Today council voted 28-9 to approve the Bikeway Report, which included the elimination of the Jarvis bike lanes and the construction of a separated bike lane network downtown. Some councillors abstained from the vote because they didn’t want to vote for the whole report together.

Councillor Kristyn Wong-Tam, who represents the ward that includes the lane, was one of the councillors who walked out of the chamber. Her name was on the amendment that’s given Jarvis a reprieve—the lane will remain until the Sherbourne dedicated bike lane has been built—but it was changed by Councillor Denzil Minnan-Wong’s motion to bring back Jarvis’ fifth, reversible, rush hour lane.

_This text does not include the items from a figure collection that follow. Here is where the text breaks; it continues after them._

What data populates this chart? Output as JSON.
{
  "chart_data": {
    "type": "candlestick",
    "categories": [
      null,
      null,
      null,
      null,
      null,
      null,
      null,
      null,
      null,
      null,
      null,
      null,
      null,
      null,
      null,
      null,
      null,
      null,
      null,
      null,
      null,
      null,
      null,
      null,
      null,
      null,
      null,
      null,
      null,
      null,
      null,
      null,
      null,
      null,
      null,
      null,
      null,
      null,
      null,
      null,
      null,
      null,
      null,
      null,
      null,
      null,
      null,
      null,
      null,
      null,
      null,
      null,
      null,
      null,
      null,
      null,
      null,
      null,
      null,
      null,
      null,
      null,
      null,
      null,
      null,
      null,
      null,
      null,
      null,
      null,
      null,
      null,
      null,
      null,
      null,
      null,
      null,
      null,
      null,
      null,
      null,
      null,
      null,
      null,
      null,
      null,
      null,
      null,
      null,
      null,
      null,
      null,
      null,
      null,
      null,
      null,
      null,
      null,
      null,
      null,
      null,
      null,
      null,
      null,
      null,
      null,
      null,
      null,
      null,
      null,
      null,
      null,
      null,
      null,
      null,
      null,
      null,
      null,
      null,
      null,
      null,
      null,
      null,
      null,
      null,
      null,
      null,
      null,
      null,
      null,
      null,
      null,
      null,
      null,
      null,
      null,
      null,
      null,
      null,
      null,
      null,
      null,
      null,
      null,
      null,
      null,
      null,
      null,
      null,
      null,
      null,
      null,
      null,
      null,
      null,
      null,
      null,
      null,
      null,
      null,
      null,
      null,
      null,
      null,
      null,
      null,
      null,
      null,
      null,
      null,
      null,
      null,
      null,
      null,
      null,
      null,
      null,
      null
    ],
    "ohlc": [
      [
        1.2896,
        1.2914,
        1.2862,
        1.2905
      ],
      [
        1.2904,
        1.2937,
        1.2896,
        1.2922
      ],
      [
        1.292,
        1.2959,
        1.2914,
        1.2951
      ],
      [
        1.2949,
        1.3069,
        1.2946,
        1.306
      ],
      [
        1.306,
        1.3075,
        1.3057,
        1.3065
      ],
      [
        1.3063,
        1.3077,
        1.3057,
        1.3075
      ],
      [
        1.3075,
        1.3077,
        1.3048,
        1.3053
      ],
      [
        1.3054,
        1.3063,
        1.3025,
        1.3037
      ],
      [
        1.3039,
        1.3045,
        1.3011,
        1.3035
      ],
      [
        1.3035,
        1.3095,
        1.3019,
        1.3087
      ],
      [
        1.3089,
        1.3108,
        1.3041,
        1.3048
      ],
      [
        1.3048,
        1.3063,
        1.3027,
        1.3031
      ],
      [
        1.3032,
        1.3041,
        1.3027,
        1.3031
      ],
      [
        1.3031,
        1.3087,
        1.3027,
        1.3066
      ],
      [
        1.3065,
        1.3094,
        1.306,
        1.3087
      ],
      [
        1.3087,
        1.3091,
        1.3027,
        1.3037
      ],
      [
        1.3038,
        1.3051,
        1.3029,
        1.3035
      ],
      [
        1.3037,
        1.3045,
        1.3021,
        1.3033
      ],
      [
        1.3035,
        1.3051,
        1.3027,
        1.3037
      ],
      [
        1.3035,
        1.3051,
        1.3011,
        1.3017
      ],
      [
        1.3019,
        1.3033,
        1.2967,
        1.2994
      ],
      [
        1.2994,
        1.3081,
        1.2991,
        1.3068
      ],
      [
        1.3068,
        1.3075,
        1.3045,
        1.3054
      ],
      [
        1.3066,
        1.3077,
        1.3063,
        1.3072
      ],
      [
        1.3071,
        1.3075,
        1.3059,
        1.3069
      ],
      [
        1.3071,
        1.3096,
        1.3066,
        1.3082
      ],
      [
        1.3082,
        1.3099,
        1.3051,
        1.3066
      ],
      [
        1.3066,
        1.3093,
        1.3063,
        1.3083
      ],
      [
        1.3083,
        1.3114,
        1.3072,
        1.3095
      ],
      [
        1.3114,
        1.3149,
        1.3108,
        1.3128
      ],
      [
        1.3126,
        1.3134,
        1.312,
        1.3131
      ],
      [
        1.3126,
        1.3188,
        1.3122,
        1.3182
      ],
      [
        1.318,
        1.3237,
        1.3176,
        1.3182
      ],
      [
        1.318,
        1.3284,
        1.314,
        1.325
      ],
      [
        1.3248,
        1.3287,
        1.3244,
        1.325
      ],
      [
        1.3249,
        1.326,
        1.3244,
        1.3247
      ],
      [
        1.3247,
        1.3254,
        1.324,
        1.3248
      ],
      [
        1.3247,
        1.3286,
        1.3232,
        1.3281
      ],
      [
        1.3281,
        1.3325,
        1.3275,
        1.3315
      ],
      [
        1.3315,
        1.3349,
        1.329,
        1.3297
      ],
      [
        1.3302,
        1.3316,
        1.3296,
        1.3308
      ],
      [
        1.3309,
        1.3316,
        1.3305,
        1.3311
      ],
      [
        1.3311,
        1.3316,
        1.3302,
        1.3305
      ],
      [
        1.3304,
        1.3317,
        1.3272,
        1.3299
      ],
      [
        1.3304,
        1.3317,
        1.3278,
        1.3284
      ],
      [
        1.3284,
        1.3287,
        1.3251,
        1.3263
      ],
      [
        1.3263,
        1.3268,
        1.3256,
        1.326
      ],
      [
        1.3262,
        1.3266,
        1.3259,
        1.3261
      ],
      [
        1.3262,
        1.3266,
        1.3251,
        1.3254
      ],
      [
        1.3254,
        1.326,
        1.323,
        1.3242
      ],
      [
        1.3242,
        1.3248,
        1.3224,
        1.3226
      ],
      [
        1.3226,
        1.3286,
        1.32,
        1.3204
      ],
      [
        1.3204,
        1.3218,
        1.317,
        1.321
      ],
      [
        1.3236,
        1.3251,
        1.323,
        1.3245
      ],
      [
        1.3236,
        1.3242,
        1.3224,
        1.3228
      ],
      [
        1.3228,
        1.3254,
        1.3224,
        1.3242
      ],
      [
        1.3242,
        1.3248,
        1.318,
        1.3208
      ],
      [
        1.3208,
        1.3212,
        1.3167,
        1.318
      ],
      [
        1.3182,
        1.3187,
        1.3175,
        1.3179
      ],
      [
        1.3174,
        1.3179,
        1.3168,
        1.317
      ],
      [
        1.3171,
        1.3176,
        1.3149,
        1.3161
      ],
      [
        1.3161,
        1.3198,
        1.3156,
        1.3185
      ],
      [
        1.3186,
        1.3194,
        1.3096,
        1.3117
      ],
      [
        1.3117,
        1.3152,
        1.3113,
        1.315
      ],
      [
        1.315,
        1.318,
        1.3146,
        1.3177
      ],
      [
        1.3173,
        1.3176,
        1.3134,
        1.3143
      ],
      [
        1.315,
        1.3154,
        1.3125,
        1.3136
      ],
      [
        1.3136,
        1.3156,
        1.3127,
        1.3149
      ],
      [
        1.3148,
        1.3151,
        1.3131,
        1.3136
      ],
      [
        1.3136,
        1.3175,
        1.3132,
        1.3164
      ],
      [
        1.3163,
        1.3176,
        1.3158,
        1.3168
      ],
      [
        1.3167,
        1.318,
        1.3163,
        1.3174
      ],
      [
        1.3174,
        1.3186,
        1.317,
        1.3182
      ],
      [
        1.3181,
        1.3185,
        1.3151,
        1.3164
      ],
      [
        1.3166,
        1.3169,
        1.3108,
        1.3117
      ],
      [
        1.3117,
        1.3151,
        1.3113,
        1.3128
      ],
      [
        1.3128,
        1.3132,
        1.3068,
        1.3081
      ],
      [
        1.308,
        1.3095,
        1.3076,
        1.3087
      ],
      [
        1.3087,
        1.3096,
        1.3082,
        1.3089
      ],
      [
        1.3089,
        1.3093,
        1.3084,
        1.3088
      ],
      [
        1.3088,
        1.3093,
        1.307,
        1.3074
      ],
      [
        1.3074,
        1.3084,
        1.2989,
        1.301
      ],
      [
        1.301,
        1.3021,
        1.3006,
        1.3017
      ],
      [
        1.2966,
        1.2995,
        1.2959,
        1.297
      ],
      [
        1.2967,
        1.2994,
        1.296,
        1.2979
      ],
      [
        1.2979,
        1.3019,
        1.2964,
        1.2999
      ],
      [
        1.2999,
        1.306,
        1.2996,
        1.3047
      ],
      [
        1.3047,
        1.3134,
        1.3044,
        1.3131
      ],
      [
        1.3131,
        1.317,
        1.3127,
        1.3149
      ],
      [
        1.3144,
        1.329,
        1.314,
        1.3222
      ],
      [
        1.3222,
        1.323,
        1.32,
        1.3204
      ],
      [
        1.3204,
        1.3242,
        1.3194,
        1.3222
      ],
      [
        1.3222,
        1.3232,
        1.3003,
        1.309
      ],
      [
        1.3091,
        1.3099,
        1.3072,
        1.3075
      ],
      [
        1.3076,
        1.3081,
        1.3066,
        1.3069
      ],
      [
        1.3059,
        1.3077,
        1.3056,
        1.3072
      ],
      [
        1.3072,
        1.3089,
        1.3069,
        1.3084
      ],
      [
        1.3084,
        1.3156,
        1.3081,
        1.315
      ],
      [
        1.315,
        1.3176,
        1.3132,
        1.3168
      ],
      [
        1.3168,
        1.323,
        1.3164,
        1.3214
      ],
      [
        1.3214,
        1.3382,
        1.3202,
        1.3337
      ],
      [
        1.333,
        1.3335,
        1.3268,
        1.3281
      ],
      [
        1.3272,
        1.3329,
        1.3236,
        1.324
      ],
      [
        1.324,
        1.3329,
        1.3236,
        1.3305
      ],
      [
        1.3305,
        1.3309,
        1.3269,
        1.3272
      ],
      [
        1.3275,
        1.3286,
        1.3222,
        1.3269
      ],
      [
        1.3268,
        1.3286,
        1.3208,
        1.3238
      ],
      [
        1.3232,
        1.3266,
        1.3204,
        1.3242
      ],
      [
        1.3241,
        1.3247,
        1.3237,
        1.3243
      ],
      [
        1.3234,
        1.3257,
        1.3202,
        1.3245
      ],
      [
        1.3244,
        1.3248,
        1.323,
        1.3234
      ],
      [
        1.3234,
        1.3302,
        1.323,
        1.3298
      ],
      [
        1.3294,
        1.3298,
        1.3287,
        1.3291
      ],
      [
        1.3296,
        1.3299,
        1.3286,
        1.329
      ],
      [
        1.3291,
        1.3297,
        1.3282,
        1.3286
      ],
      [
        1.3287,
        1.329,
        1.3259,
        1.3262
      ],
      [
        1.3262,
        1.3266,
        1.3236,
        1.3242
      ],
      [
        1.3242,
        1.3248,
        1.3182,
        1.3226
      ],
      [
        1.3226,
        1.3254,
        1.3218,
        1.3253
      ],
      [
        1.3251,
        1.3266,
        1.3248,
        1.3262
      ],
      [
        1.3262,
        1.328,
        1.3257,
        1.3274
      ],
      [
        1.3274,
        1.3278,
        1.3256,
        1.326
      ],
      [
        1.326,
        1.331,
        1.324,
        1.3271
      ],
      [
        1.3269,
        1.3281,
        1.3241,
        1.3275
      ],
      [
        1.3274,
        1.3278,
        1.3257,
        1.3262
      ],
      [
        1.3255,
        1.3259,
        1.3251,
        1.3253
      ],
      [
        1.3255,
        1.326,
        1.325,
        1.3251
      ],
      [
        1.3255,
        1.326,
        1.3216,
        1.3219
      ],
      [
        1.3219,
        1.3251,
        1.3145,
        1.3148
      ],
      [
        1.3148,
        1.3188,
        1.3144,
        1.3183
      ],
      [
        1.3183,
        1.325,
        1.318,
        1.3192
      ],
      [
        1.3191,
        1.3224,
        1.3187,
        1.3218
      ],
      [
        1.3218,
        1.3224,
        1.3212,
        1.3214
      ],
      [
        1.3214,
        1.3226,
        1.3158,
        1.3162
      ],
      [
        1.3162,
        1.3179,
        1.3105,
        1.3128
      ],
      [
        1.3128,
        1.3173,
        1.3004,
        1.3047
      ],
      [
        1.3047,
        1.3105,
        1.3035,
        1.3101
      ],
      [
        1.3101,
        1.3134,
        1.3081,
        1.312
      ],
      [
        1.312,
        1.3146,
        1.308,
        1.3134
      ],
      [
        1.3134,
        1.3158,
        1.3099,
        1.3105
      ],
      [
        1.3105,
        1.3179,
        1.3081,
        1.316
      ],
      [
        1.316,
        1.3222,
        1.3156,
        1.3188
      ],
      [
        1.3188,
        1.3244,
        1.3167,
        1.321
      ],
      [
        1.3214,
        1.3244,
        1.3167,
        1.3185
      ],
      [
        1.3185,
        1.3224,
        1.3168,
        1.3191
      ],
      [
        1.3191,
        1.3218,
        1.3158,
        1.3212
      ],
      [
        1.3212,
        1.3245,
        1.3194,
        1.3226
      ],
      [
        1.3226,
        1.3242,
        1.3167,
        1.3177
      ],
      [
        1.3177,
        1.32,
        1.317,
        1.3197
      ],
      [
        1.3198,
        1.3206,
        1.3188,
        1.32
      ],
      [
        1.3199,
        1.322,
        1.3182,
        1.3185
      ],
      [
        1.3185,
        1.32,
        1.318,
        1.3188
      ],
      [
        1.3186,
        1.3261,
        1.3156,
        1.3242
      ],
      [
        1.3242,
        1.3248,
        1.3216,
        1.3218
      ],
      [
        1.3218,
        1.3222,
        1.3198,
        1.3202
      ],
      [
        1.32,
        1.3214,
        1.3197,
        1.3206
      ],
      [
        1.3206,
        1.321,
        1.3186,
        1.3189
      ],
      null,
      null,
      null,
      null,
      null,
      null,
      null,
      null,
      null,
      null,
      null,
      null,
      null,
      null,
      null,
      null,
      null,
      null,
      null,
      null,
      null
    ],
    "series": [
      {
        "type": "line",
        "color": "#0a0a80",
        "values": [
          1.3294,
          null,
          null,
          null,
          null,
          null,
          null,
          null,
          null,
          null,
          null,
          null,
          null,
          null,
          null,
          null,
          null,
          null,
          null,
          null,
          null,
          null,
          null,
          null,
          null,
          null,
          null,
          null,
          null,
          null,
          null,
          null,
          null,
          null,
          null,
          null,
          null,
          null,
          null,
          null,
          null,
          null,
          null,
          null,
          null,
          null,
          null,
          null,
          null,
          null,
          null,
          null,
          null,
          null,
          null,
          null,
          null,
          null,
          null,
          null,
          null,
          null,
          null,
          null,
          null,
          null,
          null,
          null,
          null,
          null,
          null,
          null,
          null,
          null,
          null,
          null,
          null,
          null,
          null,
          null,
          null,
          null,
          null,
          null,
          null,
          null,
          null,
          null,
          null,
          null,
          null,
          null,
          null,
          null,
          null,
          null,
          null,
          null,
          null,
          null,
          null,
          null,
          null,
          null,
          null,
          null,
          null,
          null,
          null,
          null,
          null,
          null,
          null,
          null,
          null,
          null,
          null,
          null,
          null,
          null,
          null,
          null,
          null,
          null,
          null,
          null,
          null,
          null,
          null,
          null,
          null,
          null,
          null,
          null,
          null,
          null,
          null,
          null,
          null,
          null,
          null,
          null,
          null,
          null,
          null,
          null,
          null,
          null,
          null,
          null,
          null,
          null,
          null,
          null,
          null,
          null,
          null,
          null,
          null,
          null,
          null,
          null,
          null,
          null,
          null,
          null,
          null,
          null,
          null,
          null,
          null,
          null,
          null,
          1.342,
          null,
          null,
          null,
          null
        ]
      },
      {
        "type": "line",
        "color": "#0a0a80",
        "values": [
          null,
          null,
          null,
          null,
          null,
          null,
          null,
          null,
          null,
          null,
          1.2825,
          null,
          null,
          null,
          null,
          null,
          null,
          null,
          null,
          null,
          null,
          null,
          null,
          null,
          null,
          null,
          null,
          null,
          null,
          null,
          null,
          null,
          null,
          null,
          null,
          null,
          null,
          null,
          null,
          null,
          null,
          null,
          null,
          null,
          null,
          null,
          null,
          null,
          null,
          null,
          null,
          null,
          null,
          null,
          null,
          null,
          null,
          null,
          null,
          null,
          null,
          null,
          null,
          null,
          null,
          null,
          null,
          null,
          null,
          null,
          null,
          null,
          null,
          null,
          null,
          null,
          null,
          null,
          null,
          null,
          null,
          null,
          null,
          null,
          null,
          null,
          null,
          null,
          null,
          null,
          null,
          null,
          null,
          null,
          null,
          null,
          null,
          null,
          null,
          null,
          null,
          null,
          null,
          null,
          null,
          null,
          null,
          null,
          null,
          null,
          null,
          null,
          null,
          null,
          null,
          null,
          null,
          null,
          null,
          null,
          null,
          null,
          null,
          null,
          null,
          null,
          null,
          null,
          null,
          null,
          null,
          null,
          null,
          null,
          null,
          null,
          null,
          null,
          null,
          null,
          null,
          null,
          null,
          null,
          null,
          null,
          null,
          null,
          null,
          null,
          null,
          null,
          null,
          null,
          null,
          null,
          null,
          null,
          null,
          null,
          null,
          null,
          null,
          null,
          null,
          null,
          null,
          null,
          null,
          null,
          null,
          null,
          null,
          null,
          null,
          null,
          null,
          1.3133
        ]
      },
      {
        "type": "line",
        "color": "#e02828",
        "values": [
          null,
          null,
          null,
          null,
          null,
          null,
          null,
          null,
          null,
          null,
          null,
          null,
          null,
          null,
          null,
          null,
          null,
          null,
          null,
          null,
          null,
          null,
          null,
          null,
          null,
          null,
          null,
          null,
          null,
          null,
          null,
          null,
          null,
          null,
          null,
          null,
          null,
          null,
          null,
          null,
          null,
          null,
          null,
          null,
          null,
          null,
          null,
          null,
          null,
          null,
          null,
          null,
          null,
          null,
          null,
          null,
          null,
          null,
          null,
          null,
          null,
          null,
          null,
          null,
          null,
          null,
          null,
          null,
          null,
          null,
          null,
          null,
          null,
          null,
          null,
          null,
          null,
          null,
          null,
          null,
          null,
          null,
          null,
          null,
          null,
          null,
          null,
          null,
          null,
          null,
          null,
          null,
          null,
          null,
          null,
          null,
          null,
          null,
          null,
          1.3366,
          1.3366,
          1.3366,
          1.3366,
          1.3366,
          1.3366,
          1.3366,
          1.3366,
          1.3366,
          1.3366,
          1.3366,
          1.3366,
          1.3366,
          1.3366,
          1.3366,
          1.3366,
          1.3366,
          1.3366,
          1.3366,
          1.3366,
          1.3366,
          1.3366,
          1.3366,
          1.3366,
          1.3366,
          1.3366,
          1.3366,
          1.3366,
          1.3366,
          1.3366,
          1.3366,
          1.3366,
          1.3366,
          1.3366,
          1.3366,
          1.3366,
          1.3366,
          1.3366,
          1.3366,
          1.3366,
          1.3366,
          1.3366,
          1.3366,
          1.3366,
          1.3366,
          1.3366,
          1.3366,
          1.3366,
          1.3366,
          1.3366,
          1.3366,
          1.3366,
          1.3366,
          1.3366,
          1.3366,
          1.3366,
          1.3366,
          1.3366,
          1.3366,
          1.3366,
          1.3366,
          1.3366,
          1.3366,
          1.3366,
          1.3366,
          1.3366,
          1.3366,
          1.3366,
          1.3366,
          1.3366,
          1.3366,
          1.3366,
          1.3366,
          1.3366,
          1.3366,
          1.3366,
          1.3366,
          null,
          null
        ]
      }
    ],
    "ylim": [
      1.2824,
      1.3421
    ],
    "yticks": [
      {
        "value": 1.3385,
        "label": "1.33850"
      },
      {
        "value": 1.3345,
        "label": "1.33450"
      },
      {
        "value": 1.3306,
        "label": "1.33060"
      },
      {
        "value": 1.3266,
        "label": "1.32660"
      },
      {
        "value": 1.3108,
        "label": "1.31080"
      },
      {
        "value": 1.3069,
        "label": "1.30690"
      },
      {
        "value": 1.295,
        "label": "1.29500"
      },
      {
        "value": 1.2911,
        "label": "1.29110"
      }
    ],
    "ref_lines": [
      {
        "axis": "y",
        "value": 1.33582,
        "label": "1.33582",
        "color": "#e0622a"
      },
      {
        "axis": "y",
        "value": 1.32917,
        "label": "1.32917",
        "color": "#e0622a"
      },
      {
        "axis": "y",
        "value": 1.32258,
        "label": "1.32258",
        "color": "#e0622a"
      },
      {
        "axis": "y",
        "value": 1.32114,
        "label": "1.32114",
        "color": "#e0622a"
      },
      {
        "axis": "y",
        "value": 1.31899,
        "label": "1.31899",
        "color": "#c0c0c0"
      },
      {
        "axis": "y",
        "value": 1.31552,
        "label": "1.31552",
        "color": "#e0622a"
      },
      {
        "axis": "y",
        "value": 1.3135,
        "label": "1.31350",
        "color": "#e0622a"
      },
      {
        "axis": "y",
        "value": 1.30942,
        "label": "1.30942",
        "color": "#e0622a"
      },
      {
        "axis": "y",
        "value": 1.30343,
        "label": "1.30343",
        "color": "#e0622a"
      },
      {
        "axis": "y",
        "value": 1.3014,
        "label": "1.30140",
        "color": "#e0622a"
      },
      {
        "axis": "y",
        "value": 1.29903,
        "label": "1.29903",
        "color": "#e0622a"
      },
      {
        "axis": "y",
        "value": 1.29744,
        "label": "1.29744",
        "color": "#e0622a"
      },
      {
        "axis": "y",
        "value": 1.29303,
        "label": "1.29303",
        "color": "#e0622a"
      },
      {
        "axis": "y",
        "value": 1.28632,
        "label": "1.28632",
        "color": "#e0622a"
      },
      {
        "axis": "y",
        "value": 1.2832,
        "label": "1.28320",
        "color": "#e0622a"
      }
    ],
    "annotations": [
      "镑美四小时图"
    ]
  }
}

“I realize now eight months on to the job that you have to be very careful of slippery eleventh hour motions, that this is a place that allows this type of trickery and that you can’t necessarily take people at their face value,” she said.

This is the second time that a last-minute motion has been moved regarding Jarvis; the first was at the Public Works and Infrastructure Committee where the bike lanes were designated for removal. Minnan-Wong said Wong-Tam should’ve have anticipated these motions.

“If Kristyn Wong-Tam really wanted to do her homework, she would have talked to the committee beforehand if they were willing to move motions. That’s the way it works,” he said. “She must have been living in a cave if she didn’t think it was going to come up.”

Wong-Tam said her conversations with Minnan-Wong did not indicate that the fifth lane was on the table, but he said removing the bike lane implied the return to the old street configuration.

“Those are not the conversations that Councillor Minnan-Wong and I had,” Wong-Tam said. “I told him that I had every intention of implementing the Jarvis Streetscape Improvement Plan.”

She said today’s vote unravels the work she’s been doing connecting Jarvis to other downtown neighbourhoods and building relationships with area businesses—like Rogers Communications. Instead it gives her community an unwanted urban highway.

“Nobody in the community has talked about the reinstallation of the fifth lane,” she said. “They talked about better traffic coordination, they’ve talked about beautifying the streets, they’ve talked about repositioning Jarvis as a cultural corridor.”

Councillor Minnan-Wong continued to sing the praises of the Bikeway Report and said he would fight to keep the $43 million allocated for the Mayor’s Bike Plan away from budget cuts—even though the Core Services Review targeted bike infrastructure. Approval of the Bikeway Report does include some positives for cyclists.

“What I believe is that we’ve taken a positive step forward for cyclists and we’re going to improve safety in the city,” he said.

On the cost of the removing Jarvis and the two lanes in Scarborough, which some have pegged at more than $400,000, he said it’s an investment in citywide infrastructure.

“We’re putting a separated bike lane on Sherbourne and we’re taking out Jarvis. It’s a decision of council where we are addressing gridlock and I think that’s a proper investment.”

Wong-Tam says the decision may have little effect on Jarvis traffic and serious impact on safety.

“Cyclists will still be there, they will just no longer be safe.”

For the Toronto Cyclists Union, the refrain was something along the lines of “Jarvis is dead! Long live Jarvis!” Director of Advocacy Andrea Garcia told the press that today’s vote is just the beginning, even with the installation signalling lights for the fifth lane set to go ahead.

“It’s been delayed for a year, now that gives us a year to organize around it and get even better data, and show that the street really is working,” she said.

“The Ford administration doesn’t have any problem with wasteful spending removing infrastructure. I’m not concerned about them putting the lights in and deciding not to remove the bike lanes later on.”